C’è anche una questione cattolica nello smottamento elettorale del Pd di Matteo Renzi. E’ il rifiuto di segmenti del cattolicesimo democratico e sociale nei confronti di una gestione politica percepita come prepotentemente dissonante rispetto ai propri valori e modi di agire. E’ l’insofferenza di gente comune formatasi alla lezione di De Gasperi e Moro, nella pratica sociale del sindacato e di molta parte dell’associazionismo bianco o in occasione di appuntamenti come il referendum sull’acqua, che ha visto una larghissima partecipazione di gruppi cattolici locali. Stessi elettori si sono spesso ritrovati sul referendum per le trivelle.
Non va dimenticato che il mondo cattolico nell’estrema varietà delle sue sigle è quasi l’unico spazio pubblico, in cui ci si riunisca regolarmente per discutere e riflettere sul rapporto tra società e i propri valori religiosamente ispirati.
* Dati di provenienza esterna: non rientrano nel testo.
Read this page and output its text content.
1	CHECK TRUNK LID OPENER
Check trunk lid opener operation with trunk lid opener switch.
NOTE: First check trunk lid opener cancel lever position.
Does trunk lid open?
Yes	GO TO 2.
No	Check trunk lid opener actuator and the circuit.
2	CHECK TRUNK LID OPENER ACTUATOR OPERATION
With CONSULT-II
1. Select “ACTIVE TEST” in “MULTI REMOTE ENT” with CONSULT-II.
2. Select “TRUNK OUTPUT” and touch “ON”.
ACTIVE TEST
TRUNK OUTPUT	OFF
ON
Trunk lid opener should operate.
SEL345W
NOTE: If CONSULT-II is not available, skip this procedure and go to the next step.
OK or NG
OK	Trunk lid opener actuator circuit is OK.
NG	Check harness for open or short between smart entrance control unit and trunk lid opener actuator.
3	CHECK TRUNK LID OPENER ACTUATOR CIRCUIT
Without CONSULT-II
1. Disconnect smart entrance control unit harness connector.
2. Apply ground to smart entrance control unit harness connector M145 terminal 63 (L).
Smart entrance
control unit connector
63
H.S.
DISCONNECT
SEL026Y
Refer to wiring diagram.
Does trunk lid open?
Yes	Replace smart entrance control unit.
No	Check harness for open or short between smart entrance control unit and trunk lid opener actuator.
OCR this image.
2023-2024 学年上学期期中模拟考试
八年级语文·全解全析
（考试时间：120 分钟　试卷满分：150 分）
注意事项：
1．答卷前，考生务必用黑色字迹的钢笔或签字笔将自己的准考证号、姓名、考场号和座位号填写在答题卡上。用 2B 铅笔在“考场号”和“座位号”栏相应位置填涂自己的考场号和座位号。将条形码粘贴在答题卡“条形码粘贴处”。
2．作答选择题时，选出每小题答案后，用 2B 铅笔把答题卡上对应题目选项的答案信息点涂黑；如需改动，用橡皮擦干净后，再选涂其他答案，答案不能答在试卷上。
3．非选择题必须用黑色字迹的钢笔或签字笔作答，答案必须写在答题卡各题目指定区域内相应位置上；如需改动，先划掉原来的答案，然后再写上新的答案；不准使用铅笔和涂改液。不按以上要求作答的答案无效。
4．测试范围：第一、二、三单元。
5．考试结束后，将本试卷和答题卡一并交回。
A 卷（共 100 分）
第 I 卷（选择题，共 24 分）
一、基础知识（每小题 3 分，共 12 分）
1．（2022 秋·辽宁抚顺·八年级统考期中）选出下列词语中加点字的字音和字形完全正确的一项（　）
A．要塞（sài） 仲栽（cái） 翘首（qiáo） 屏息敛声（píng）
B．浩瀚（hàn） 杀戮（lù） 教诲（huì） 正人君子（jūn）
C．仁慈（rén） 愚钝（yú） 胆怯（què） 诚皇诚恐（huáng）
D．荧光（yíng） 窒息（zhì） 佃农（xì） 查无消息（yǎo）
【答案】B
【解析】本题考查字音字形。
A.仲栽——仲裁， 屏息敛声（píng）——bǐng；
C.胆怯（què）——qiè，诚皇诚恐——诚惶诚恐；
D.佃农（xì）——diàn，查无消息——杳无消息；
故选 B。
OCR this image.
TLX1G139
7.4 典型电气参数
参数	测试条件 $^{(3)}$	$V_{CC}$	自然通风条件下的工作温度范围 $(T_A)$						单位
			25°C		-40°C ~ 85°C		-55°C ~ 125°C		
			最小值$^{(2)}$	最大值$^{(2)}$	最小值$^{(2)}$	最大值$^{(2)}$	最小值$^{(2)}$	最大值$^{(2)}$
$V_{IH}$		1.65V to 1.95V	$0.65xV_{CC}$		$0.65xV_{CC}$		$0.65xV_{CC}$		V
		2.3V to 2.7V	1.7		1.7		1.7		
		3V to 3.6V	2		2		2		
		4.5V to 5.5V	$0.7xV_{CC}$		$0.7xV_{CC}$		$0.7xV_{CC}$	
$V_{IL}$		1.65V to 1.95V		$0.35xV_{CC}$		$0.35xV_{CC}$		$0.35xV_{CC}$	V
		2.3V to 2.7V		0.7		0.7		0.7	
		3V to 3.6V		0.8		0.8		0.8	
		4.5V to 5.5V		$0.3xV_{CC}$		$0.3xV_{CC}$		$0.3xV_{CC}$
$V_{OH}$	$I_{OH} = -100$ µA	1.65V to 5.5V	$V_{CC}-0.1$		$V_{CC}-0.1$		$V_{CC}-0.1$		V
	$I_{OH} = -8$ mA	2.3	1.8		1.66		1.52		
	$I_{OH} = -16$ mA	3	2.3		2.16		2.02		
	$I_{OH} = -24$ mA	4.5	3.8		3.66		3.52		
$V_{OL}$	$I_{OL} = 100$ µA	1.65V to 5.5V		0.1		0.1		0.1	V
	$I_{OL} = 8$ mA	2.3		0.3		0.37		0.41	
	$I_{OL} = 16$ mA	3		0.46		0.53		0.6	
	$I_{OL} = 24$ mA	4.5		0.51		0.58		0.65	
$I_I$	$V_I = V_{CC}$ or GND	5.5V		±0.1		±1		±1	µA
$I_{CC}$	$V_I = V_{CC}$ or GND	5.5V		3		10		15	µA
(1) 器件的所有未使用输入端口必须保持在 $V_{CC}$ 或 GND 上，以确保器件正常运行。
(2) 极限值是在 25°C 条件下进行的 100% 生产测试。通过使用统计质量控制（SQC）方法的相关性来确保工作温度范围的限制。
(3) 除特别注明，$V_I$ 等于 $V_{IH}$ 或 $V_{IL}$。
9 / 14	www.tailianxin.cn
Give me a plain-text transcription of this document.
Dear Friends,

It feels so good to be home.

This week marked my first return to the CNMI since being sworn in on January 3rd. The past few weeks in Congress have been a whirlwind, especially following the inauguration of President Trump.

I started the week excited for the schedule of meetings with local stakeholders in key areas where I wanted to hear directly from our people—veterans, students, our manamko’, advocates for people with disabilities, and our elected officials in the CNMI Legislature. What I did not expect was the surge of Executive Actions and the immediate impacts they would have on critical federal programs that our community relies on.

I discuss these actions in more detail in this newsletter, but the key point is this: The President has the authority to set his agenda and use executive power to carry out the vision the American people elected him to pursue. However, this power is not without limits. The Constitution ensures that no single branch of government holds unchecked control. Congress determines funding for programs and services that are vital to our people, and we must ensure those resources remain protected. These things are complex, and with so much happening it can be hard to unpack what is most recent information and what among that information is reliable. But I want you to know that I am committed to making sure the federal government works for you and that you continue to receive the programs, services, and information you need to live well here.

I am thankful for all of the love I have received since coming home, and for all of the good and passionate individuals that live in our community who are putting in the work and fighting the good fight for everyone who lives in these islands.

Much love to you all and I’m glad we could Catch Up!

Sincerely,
C’è una premessa da fare. Il “popolo cattolico” come blocco elettorale non c’è più da oltre un ventennio (e comunque il monolitismo non è mai esistito). E c’è da aggiungere che anche nell’area cattolica genericamente di sinistra ci sono pezzi convertitisi al renzismo.
Dunque qui si parla di segmenti, che compongono un mosaico elettorale affidato alle opinioni dei singoli, al loro sentire culturale, al loro vissuto quotidiano in cui – lontano dalla ribalta mediatica – si manifesta l’adesione silenziosa a valori guida e un certo modo di concepire lo Stato. Queste realtà molecolari sono fatte da uomini e donne, famiglie e single attenti alla politica e alla partecipazione, non qualunquisti, che non amano leadership urlate e soprattutto sono impregnate del concetto di “bene comune”, convergendo su alcuni temi chiave agitati da papa Francesco su povertà, degrado sociale e ambientale, precariato, contrasto all’illegalità.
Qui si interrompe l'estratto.